How should we represent the gradients? Let's see how micrograd does this.
Here
is the implementation for the backward pass for __add__
operation
class Value:
...
def __add__(self, other):
other = other if isinstance(other, Value) else Value(other)
out = Value(self.data + other.data, (self, other), '+')
def _backward():
self.grad += out.grad
other.grad += out.grad
out._backward = _backward
return out
...
Some notes about this implementation:
- We don't have an ADT equivalent in python. When constructing the
out
node, we pass in the parent nodesself
andother
, to keep track of children of the operation. - We keep a
grad
field in theValue
class to store the gradient value. - You normally need to invoke
model.zero_grad()
to reset the gradients to zero before running the backward pass. This is not shown in the snippet above, but you can see an example in micrograd's notebook.
How should we approach this in Haskell? We could try to mimic the python
implementation, but it is not very idiomatic. Instead, we use a "pure"
functional approach. We can define a backward
function that takes in an Op
and a gradient value, and returns a list of tuples containing the Var
nodes
and their corresponding gradients.
backward :: Op -> Double -> [(Op, Double)]
backward op grad = case op of
Constant _ -> []
Var _ -> [(op, grad)]
Negate x -> backward x (negate grad)
ReLU x ->
let xVal = evaluate x
reluGrad = if xVal > 0 then grad else 0
in backward x reluGrad
Add x y ->
backward x grad ++ backward y grad
Multiply x y ->
let xVal = evaluate x
yVal = evaluate y
in backward x (grad * yVal) ++ backward y (grad * xVal)

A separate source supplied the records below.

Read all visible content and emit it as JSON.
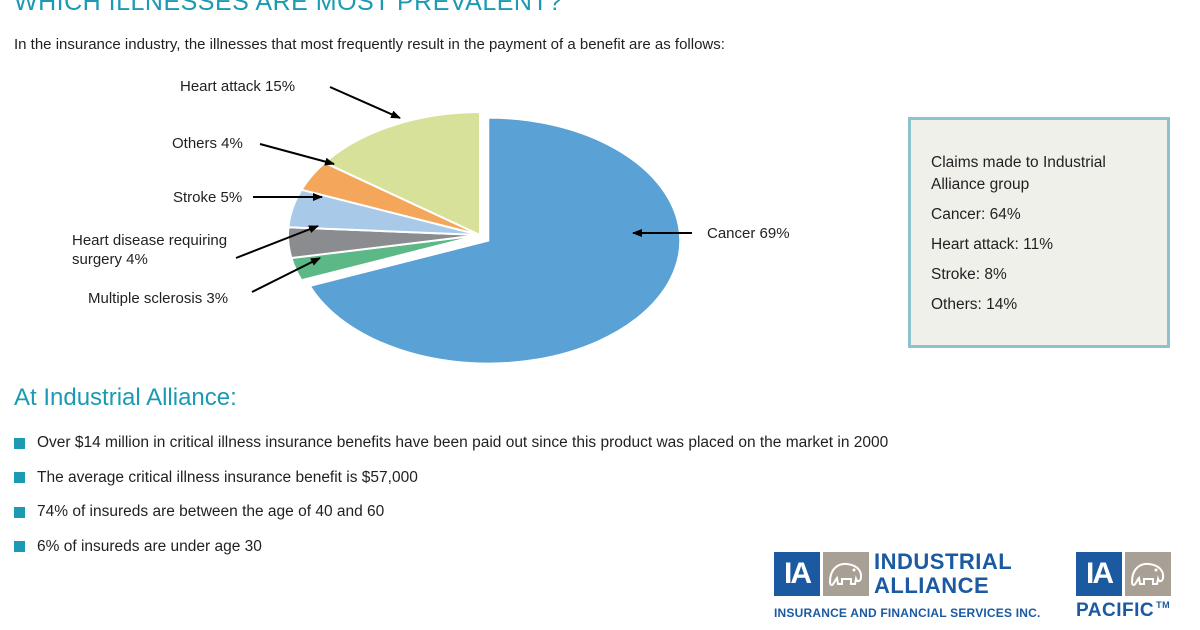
{
  "header": {
    "title": "WHICH ILLNESSES ARE MOST PREVALENT?",
    "intro": "In the insurance industry, the illnesses that most frequently result in the payment of a benefit are as follows:"
  },
  "chart_data": {
    "type": "pie",
    "title": "",
    "slices": [
      {
        "label": "Cancer 69%",
        "value": 69,
        "color": "#5aa1d6"
      },
      {
        "label": "Multiple sclerosis 3%",
        "value": 3,
        "color": "#5cb887"
      },
      {
        "label": "Heart disease requiring surgery 4%",
        "value": 4,
        "color": "#8a8c8f"
      },
      {
        "label": "Stroke 5%",
        "value": 5,
        "color": "#a9c9e9"
      },
      {
        "label": "Others 4%",
        "value": 4,
        "color": "#f4a65a"
      },
      {
        "label": "Heart attack 15%",
        "value": 15,
        "color": "#d8e19a"
      }
    ],
    "exploded": "Cancer 69%"
  },
  "claims_box": {
    "title": "Claims made to Industrial Alliance group",
    "lines": [
      "Cancer: 64%",
      "Heart attack: 11%",
      "Stroke: 8%",
      "Others: 14%"
    ]
  },
  "section": {
    "heading": "At Industrial Alliance:",
    "bullets": [
      "Over $14 million in critical illness insurance benefits have been paid out since this product was placed on the market in 2000",
      "The average critical illness insurance benefit is $57,000",
      "74% of insureds are between the age of 40 and 60",
      "6% of insureds are under age 30"
    ]
  },
  "logos": {
    "ia_mark": "IA",
    "industrial_alliance": {
      "line1": "INDUSTRIAL",
      "line2": "ALLIANCE",
      "subtitle": "INSURANCE AND FINANCIAL SERVICES INC.",
      "icon": "elephant-icon"
    },
    "pacific": {
      "name": "PACIFIC",
      "tm": "TM",
      "icon": "elephant-icon"
    },
    "brand_color": "#1b5aa1"
  }
}
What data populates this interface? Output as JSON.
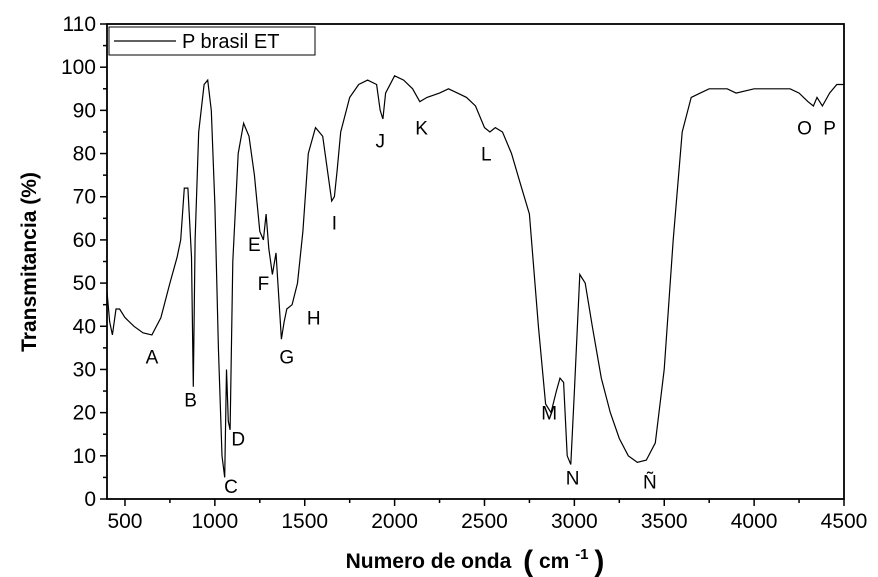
{
  "chart_data": {
    "type": "line",
    "xlabel_main": "Numero de onda",
    "xlabel_paren_open": "(",
    "xlabel_unit_base": "cm",
    "xlabel_unit_exp": "-1",
    "xlabel_paren_close": ")",
    "ylabel": "Transmitancia (%)",
    "xlim": [
      400,
      4500
    ],
    "ylim": [
      0,
      110
    ],
    "xticks": [
      500,
      1000,
      1500,
      2000,
      2500,
      3000,
      3500,
      4000,
      4500
    ],
    "yticks": [
      0,
      10,
      20,
      30,
      40,
      50,
      60,
      70,
      80,
      90,
      100,
      110
    ],
    "grid": false,
    "legend_position": "top-left",
    "series": [
      {
        "name": "P brasil ET",
        "color": "#000000",
        "x": [
          400,
          415,
          430,
          450,
          470,
          500,
          550,
          600,
          650,
          700,
          750,
          790,
          810,
          830,
          850,
          870,
          880,
          890,
          910,
          940,
          960,
          980,
          1000,
          1020,
          1040,
          1055,
          1065,
          1075,
          1085,
          1100,
          1130,
          1160,
          1190,
          1220,
          1250,
          1270,
          1285,
          1300,
          1320,
          1340,
          1355,
          1370,
          1385,
          1400,
          1430,
          1460,
          1490,
          1520,
          1560,
          1600,
          1630,
          1650,
          1665,
          1680,
          1700,
          1750,
          1800,
          1850,
          1900,
          1920,
          1935,
          1950,
          2000,
          2050,
          2100,
          2140,
          2180,
          2250,
          2300,
          2350,
          2400,
          2450,
          2500,
          2530,
          2560,
          2600,
          2650,
          2700,
          2750,
          2800,
          2840,
          2870,
          2900,
          2920,
          2940,
          2960,
          2980,
          3000,
          3030,
          3060,
          3100,
          3150,
          3200,
          3250,
          3300,
          3350,
          3400,
          3450,
          3500,
          3550,
          3600,
          3650,
          3700,
          3750,
          3800,
          3850,
          3900,
          4000,
          4100,
          4200,
          4250,
          4300,
          4330,
          4350,
          4380,
          4420,
          4460,
          4500
        ],
        "y": [
          48,
          41,
          38,
          44,
          44,
          42,
          40,
          38.5,
          38,
          42,
          50,
          56,
          60,
          72,
          72,
          56,
          26,
          60,
          85,
          96,
          97,
          90,
          68,
          35,
          10,
          5,
          30,
          18,
          16,
          55,
          80,
          87,
          84,
          75,
          62,
          60,
          66,
          58,
          52,
          57,
          47,
          37,
          41,
          44,
          45,
          50,
          62,
          80,
          86,
          84,
          75,
          69,
          70,
          76,
          85,
          93,
          96,
          97,
          96,
          90,
          88,
          94,
          98,
          97,
          95,
          92,
          93,
          94,
          95,
          94,
          93,
          91,
          86,
          85,
          86,
          85,
          80,
          73,
          66,
          40,
          22,
          20,
          25,
          28,
          27,
          10,
          8,
          25,
          52,
          50,
          40,
          28,
          20,
          14,
          10,
          8.5,
          9,
          13,
          30,
          60,
          85,
          93,
          94,
          95,
          95,
          95,
          94,
          95,
          95,
          95,
          94,
          92,
          91,
          93,
          91,
          94,
          96,
          96
        ]
      }
    ],
    "annotations": [
      {
        "text": "A",
        "x": 650,
        "y": 33
      },
      {
        "text": "B",
        "x": 865,
        "y": 23
      },
      {
        "text": "C",
        "x": 1090,
        "y": 3
      },
      {
        "text": "D",
        "x": 1130,
        "y": 14
      },
      {
        "text": "E",
        "x": 1220,
        "y": 59
      },
      {
        "text": "F",
        "x": 1270,
        "y": 50
      },
      {
        "text": "G",
        "x": 1400,
        "y": 33
      },
      {
        "text": "H",
        "x": 1550,
        "y": 42
      },
      {
        "text": "I",
        "x": 1665,
        "y": 64
      },
      {
        "text": "J",
        "x": 1920,
        "y": 83
      },
      {
        "text": "K",
        "x": 2150,
        "y": 86
      },
      {
        "text": "L",
        "x": 2510,
        "y": 80
      },
      {
        "text": "M",
        "x": 2860,
        "y": 20
      },
      {
        "text": "N",
        "x": 2990,
        "y": 5
      },
      {
        "text": "Ñ",
        "x": 3420,
        "y": 4
      },
      {
        "text": "O",
        "x": 4280,
        "y": 86
      },
      {
        "text": "P",
        "x": 4420,
        "y": 86
      }
    ]
  }
}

Once again, this is quite elegant!
Astute readers will observe that this implementation, while simple and
elegant, is not very efficient. The evaluate
function is called multiple
times for the same sub-expression. We'll ignore this for this blog post and
leave it as an exercise for the reader!
Let's take an example, and compare gradients we get against pytorch for
verification. Let's skip the ReLU
operation, since it zeroes the gradients
out for the given values.
Here is the pytorch code.
import torch
a = torch.tensor([-4.0])
a.requires_grad=True
b = torch.tensor([2.0])
b.requires_grad=True
c = a * b + 3
c.backward()
print(a.grad, b.grad)
# tensor([2.]) tensor([-4.])
And here is the GHCi session.
ghci> a :: Op = -4
ghci> b :: Op = 2
ghci> c = a * b + Constant 3
ghci> backward d 1.0
[(Var 4.0,-2.0),(Var 2.0,-4.0)]
We get the same gradients as pytorch! Hooray!
Some notes:
- We needed to explicitly use
Constant
for the3
. Without this our typeclass would have converted into aVar
, and we would compute gradients for it as well. - The first element in the tuple is
Var 4.0
instead ofVar -4.0
. If weshow a
we see that it isNegate (Var 4.0)
. The negation is captured in the tree structure, rather than in the value of the Var! Although the gradients are correct, this may not be what we want. Fixing this is left as yet another exercise for the reader.
That's it for this post, thank you for reading! You can play around with all code needed in this blog post here.